ZOO’s AI Research Manager, Chris Bayliss, said: “It can be very difficult to find professional voice artists with availability, especially in certain territories and languages, When dubbing content that involves children, finding a child voice actor in those territories is even harder.
“We wanted to know if we could recruit an adult voice actor to read the parts, and then have their voice transformed into the voice of particular child.”
Tapping into the University’s AI expertise
ZOO, which works with a global network of over 5,000 freelance translators and dubbing artists, knew that changing an adult voice into a child’s voice was not just about changing pitch but adjusting the style of delivery too and decided to seek help from the University’s Speech and Hearing Research Group after several previous successful projects involving speech and AI.

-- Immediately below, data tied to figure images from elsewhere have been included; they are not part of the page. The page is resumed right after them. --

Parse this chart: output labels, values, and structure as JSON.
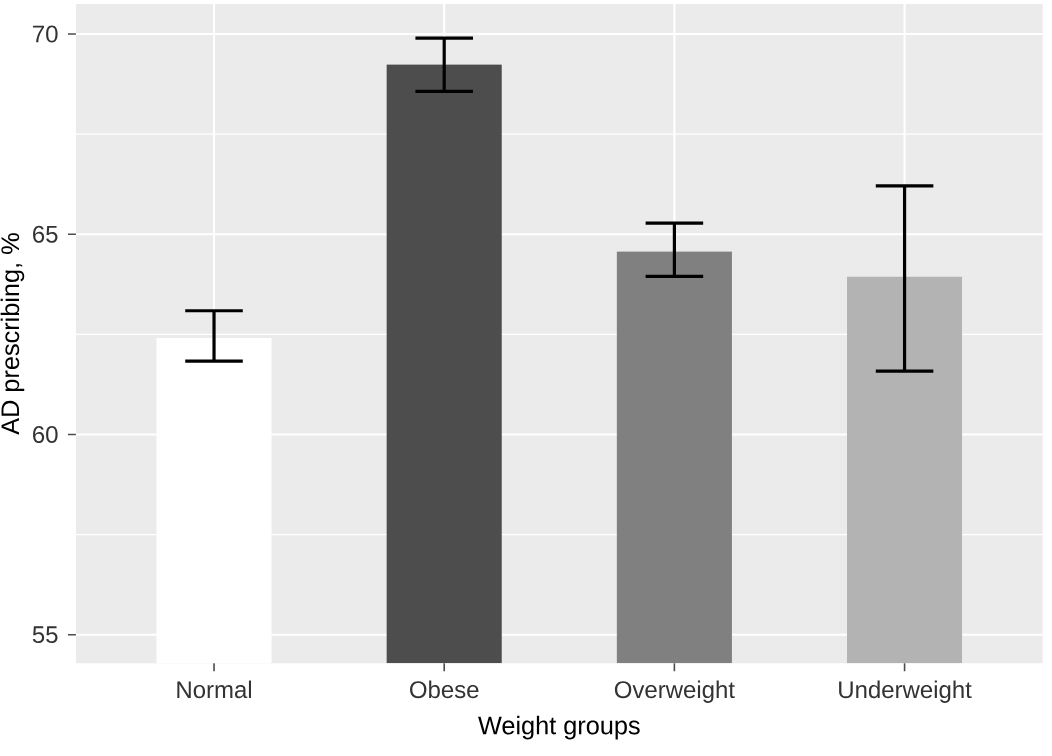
{
  "chart_data": {
    "type": "bar",
    "xlabel": "Weight groups",
    "ylabel": "AD prescribing, %",
    "categories": [
      "Normal",
      "Obese",
      "Overweight",
      "Underweight"
    ],
    "values": [
      62.41,
      69.24,
      64.57,
      63.94
    ],
    "colors": [
      "#ffffff",
      "#4d4d4d",
      "#808080",
      "#b3b3b3"
    ],
    "errors": [
      [
        61.83,
        63.09
      ],
      [
        68.57,
        69.9
      ],
      [
        63.95,
        65.28
      ],
      [
        61.58,
        66.21
      ]
    ],
    "ylim": [
      54.29,
      70.75
    ],
    "yticks": [
      55,
      60,
      65,
      70
    ],
    "grid": true
  }
}
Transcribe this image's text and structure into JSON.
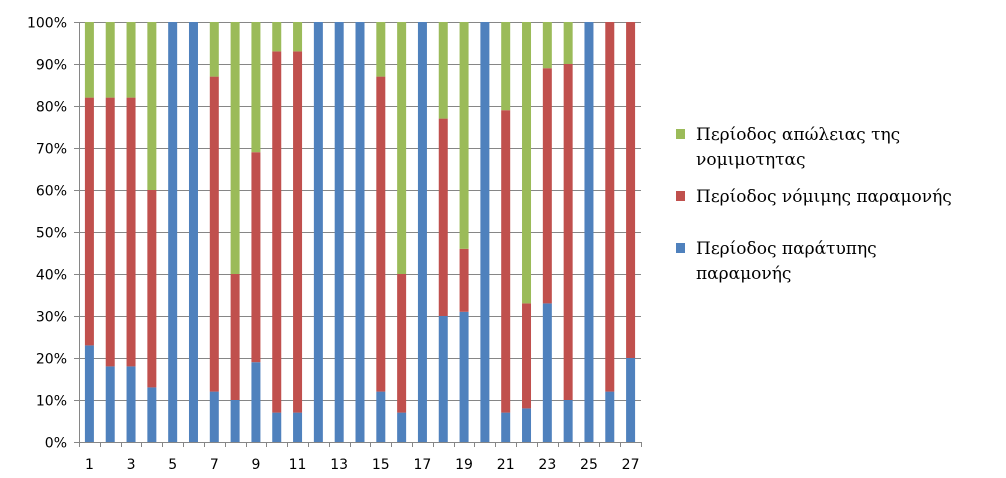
{
  "chart_data": {
    "type": "bar",
    "stacked": true,
    "percent_stacked": true,
    "categories": [
      "1",
      "2",
      "3",
      "4",
      "5",
      "6",
      "7",
      "8",
      "9",
      "10",
      "11",
      "12",
      "13",
      "14",
      "15",
      "16",
      "17",
      "18",
      "19",
      "20",
      "21",
      "22",
      "23",
      "24",
      "25",
      "26",
      "27"
    ],
    "x_tick_labels": [
      "1",
      "3",
      "5",
      "7",
      "9",
      "11",
      "13",
      "15",
      "17",
      "19",
      "21",
      "23",
      "25",
      "27"
    ],
    "y_tick_labels": [
      "0%",
      "10%",
      "20%",
      "30%",
      "40%",
      "50%",
      "60%",
      "70%",
      "80%",
      "90%",
      "100%"
    ],
    "ylim": [
      0,
      100
    ],
    "grid": "horizontal",
    "legend_position": "right",
    "series": [
      {
        "name": "Περίοδος παράτυπης παραμονής",
        "color": "#4F81BD",
        "values": [
          23,
          18,
          18,
          13,
          100,
          100,
          12,
          10,
          19,
          7,
          7,
          100,
          100,
          100,
          12,
          7,
          100,
          30,
          31,
          100,
          7,
          8,
          33,
          10,
          100,
          12,
          20
        ]
      },
      {
        "name": "Περίοδος νόμιμης παραμονής",
        "color": "#C0504D",
        "values": [
          59,
          64,
          64,
          47,
          0,
          0,
          75,
          30,
          50,
          86,
          86,
          0,
          0,
          0,
          75,
          33,
          0,
          47,
          15,
          0,
          72,
          25,
          56,
          80,
          0,
          88,
          80
        ]
      },
      {
        "name": "Περίοδος απώλειας της νομιμοτητας",
        "color": "#9BBB59",
        "values": [
          18,
          18,
          18,
          40,
          0,
          0,
          13,
          60,
          31,
          7,
          7,
          0,
          0,
          0,
          13,
          60,
          0,
          23,
          54,
          0,
          21,
          67,
          11,
          10,
          0,
          0,
          0
        ]
      }
    ],
    "legend": {
      "entries": [
        {
          "lines": [
            "Περίοδος απώλειας της",
            "νομιμοτητας"
          ],
          "color": "#9BBB59"
        },
        {
          "lines": [
            "Περίοδος νόμιμης παραμονής"
          ],
          "color": "#C0504D"
        },
        {
          "lines": [
            "Περίοδος παράτυπης",
            "παραμονής"
          ],
          "color": "#4F81BD"
        }
      ]
    }
  }
}
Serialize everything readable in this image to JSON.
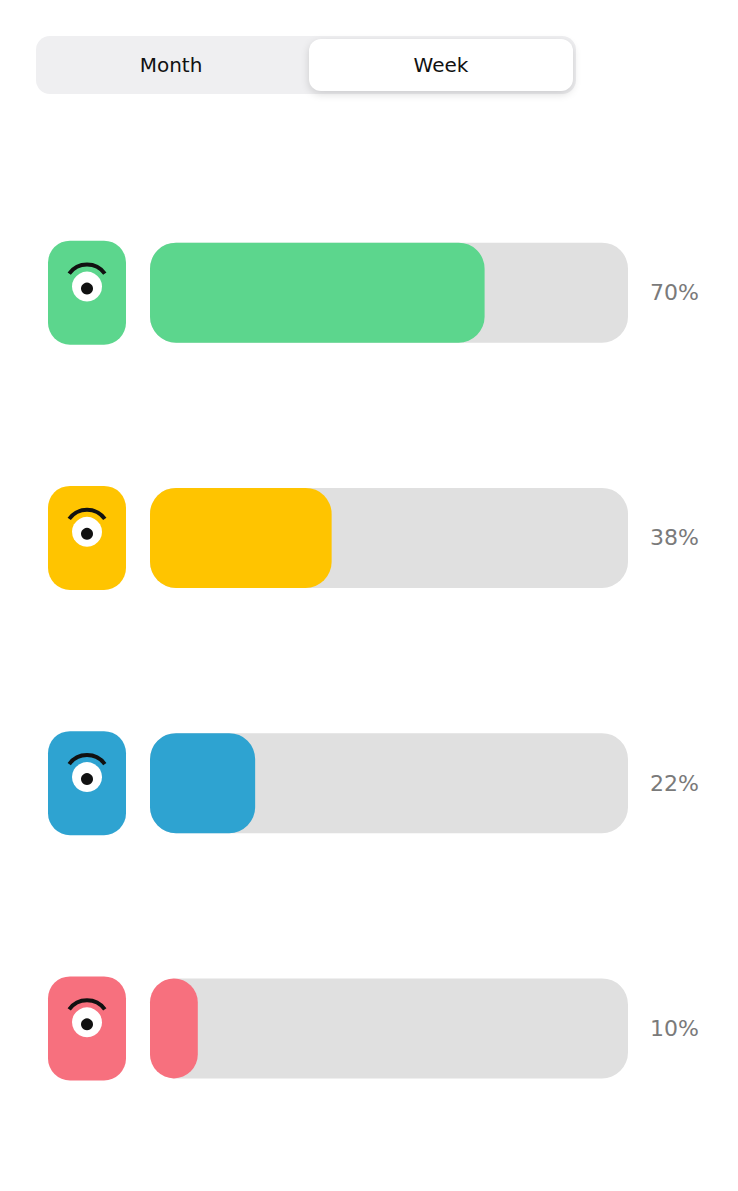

“Initially we took our lead from them because we didn’t have any internal resource. Like most AI projects, we knew it would require a lot of training data – so lots of examples of speech from both adults and children – what we call parallel data where you have one adult reading a script but several children reading exactly the same script.”
“We don’t see this as replacing real actors. We are looking to generate a specific voice -so there's a real actor who has recorded their voice and provided it as a target specifically for this purpose.
“Our aim was not just to transform the voice, but also the performance, because this process is intended for TV dramas and the like. It can’t just be like a newsreader speaking in flat tones,” Chris said.
Finding children to produce the training data for the University collaboration was a challenge so ZOO staff turned to their own families for help with the research exercise.
“We ended up with a number of individual child speakers and around 10 hours of recorded speech in total.”
University of Sheffield Head of Speech and Hearing Research Professor Thomas Hain said: “Voice conversion is a long standing topic in our speech community and so we've worked on some of that technology before, yes, but not specifically for children. That’s why it was an interesting project.
“This project was all about machine learning. So, you need data that says: ‘Okay, here's an example of an adult speaker. Here's an example of a child speaker, same audio’. The machine then has to ‘learn’ the parameters that provide that mapping between the two.
“If you do it with reasonable quality you will end up with something like the fingerprint of a child’s voice.”
ZOO’s 18 month Knowledge Transfer Partnership (KTP) with the University ended in autumn 2023 and has left the company with a showcase of pre-canned examples of adult/child voice transformations to share with TV and film studios. The company ultimately aims to develop a live system where an adult voice is fed into software and a child’s voice comes out of the other end and expects its new competitive edge to be responsible for generating a £1 million profit within three years.
Professor Hain said: “From my perspective, the KTP worked better than expected and the outcomes were really very good. Given the constraints and timescales under which we were working, the quality of the generated speech was so much better than we could have hoped for - but for me this is all part of a journey where you try to basically upscale companies to use really modern technologies.
“The world of AI progresses very fast. And the very big computer companies that have a lot of money have an enormous advantage. One of the satisfactions for me is helping smaller companies to compete with that.”